Non si tratta nemmeno del colore politico del governo. Ma lo scardinamento delle regole, praticato da Berlusconi, è unico in Occidente. E la Cei - d’intesa con la Segreteria di stato vaticana - finge di non vederlo, anche se è in flagrante contraddizione con l’idea di “bene comune” a cui fa appello Bagnasco.
Da questo punto di vista bisogna notare che il segnale inviato un anno fa da Berlusconi alla Chiesa - con il “metodo Boffo” applicato dal Giornale di Feltri - ha avuto pieno successo (per il Cavaliere). Da settembre scorso l’Avvenire non si permette più di criticare i comportamenti di Berlusconi. Il che è l’unica cosa che interessa al premier. Che poi dal giornale dei vescovi arrivino critiche al governo in tema di immigrazione o che si esprima il desiderio di un mutamento della legge elettorale, a Berlusconi interessa poco. Basta che la gerarchia ecclesiastica non gli tolga il puntello della legittimazione etica. E la Cei e il Vaticano questo il puntello continuano a darglielo.
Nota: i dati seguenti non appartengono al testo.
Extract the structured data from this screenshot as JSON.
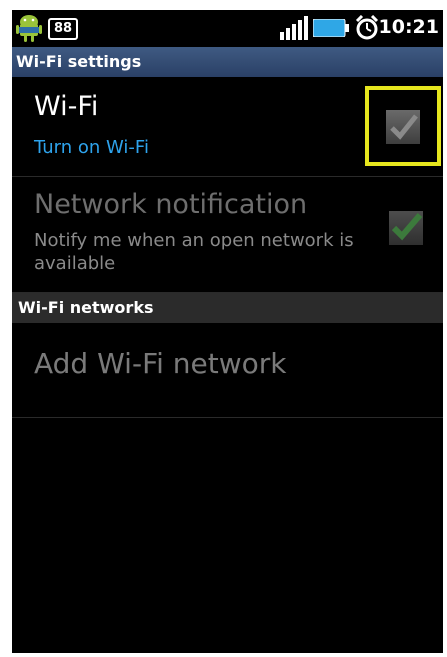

Assai netta nella relazione Bagnasco è, tuttavia, la difesa dell’unità nazionale. Il presidente della Cei sostiene con forza che vanno verificati tutti gli aspetti del federalismo. Senza ricatti, equivoci, ipocrisie, demagogie e forme di contrattualismo esasperato: il cardinale usa questi termini a uno a uno. “La riforma - scandisce testualmente - non deraglierà se potrà incardinarsi in un forte senso dell’unità e indivisibilità della nazione”.
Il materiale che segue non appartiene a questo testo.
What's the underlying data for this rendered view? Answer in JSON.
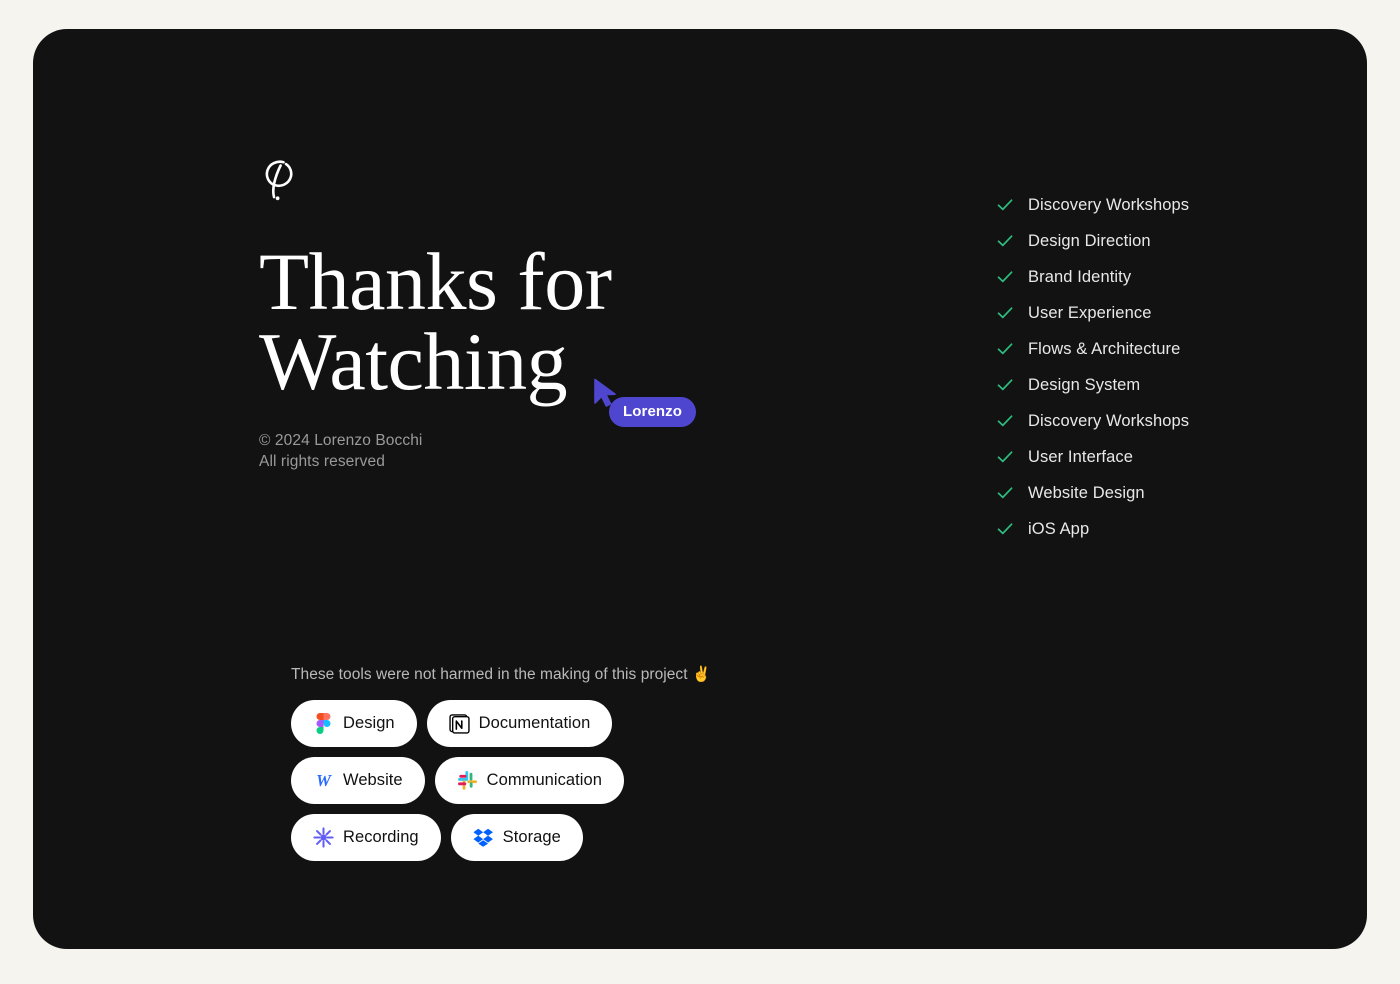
{
  "theme": {
    "page_background": "#F5F4EF",
    "card_background": "#121212",
    "heading_color": "#FFFFFF",
    "muted_text_color": "#9A9A9A",
    "check_green": "#2EBD7E",
    "cursor_purple": "#4F46CF",
    "pill_background": "#FFFFFF",
    "pill_text": "#111111"
  },
  "brand": {
    "logo_name": "lorenzo-bocchi-monogram"
  },
  "hero": {
    "headline_line_1": "Thanks for",
    "headline_line_2": "Watching",
    "copyright_line_1": "© 2024 Lorenzo Bocchi",
    "copyright_line_2": "All rights reserved"
  },
  "cursor": {
    "label": "Lorenzo",
    "icon": "cursor-arrow-icon"
  },
  "checklist": {
    "items": [
      {
        "label": "Discovery Workshops",
        "icon": "check-icon"
      },
      {
        "label": "Design Direction",
        "icon": "check-icon"
      },
      {
        "label": "Brand Identity",
        "icon": "check-icon"
      },
      {
        "label": "User Experience",
        "icon": "check-icon"
      },
      {
        "label": "Flows & Architecture",
        "icon": "check-icon"
      },
      {
        "label": "Design System",
        "icon": "check-icon"
      },
      {
        "label": "Discovery Workshops",
        "icon": "check-icon"
      },
      {
        "label": "User Interface",
        "icon": "check-icon"
      },
      {
        "label": "Website Design",
        "icon": "check-icon"
      },
      {
        "label": "iOS App",
        "icon": "check-icon"
      }
    ]
  },
  "tools": {
    "caption": "These tools were not harmed in the making of this project",
    "caption_emoji": "✌️",
    "items": [
      {
        "label": "Design",
        "icon": "figma-icon"
      },
      {
        "label": "Documentation",
        "icon": "notion-icon"
      },
      {
        "label": "Website",
        "icon": "webflow-icon"
      },
      {
        "label": "Communication",
        "icon": "slack-icon"
      },
      {
        "label": "Recording",
        "icon": "loom-icon"
      },
      {
        "label": "Storage",
        "icon": "dropbox-icon"
      }
    ]
  }
}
E qui Bagnasco evoca il simbolo della bandiera così spesso vilipesa da Bossi e dai suoi imitatori. “Il tricolore - esclama il presidente della Cei - è ben radicato nel cuore degli italiani”. È un federalismo “solidale”, quello per cui la Chiesa è pronta a spendersi. Nella visione di un nuovo patto nazionale,che nel centocinquantesimo dell’Unità d’Italia rafforzi i vincoli tra gli italiani.
Lo scandalo pedofilia
NON POTEVA mancare nell’intervento del porporato un paragrafo dedicato agli scandali di pedofilia. È il più deludente. La Cei fa sue le parole di Benedetto XVI sui crimini inqualificabili, sulle “immense sofferenze causate dall’abuso” e la necessità di dare priorità alle vittime. E questo è tutto. In Inghilterra sono stati istituiti gruppi di vigilanza, in Belgio e in Austria la Chiesa ha creato commissioni di indagine, in Germania l’episcopato ha nominato un vescovo referente nazionale per gli scandali. In Italia la Cei si ferma all’annuncio di voler seguire le direttive della Santa Sede e alla promessa di “decisa vigilanza, intervento e sostegno umano e cristiano per tutti”.
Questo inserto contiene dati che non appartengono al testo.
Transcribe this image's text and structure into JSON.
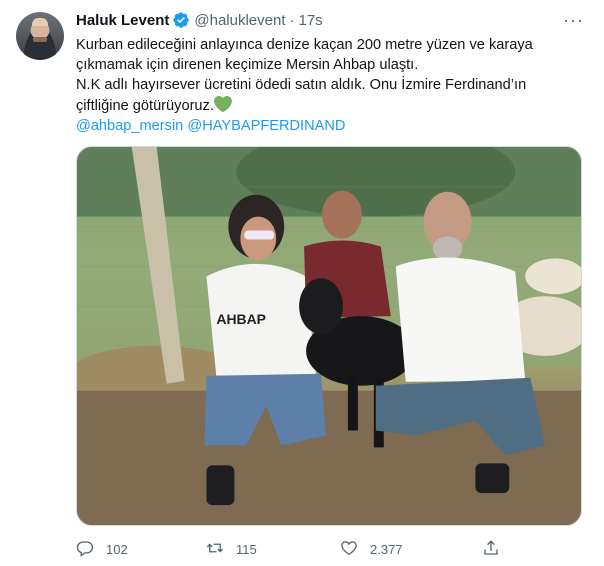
{
  "author": {
    "name": "Haluk Levent",
    "handle": "@haluklevent",
    "separator": "·",
    "time": "17s",
    "more": "···"
  },
  "tweet": {
    "lines": [
      "Kurban edileceğini anlayınca denize kaçan 200 metre yüzen ve karaya",
      "çıkmamak için direnen keçimize Mersin Ahbap ulaştı.",
      "N.K adlı hayırsever ücretini ödedi satın aldık. Onu İzmire Ferdinand’ın",
      "çiftliğine götürüyoruz."
    ],
    "mentions": [
      "@ahbap_mersin",
      "@HAYBAPFERDINAND"
    ]
  },
  "photo": {
    "shirt_text": "AHBAP"
  },
  "actions": {
    "replies": "102",
    "retweets": "115",
    "likes": "2.377"
  },
  "colors": {
    "accent": "#1d9bf0",
    "muted": "#536471",
    "heart": "#78b159"
  },
  "icons": [
    "verified-badge-icon",
    "more-icon",
    "green-heart-icon",
    "reply-icon",
    "retweet-icon",
    "like-icon",
    "share-icon"
  ]
}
Non una sola struttura nazionale per contrastare il fenomeno e rintracciare le vittime dimenticate, è stata messa in piedi. E si tace sui risarcimenti. La gerarchia crede che parlarne sia un fatto anticlericale e non capisce che è un’esigenza molto sentita del mondo cattolico e dell’opinione pubblica. In realtà la Chiesa italiana, come è stato detto al convegno di Verona, teme che “si alzi il coperchio” sulle centinaia di abusi commessi. Ma il coperchio, se i vescovi non seguiranno l’esortazione alla trasparenza di Benedetto XVI, sarà levato lo stesso. E allora l’effetto del silenzio sarà devastante.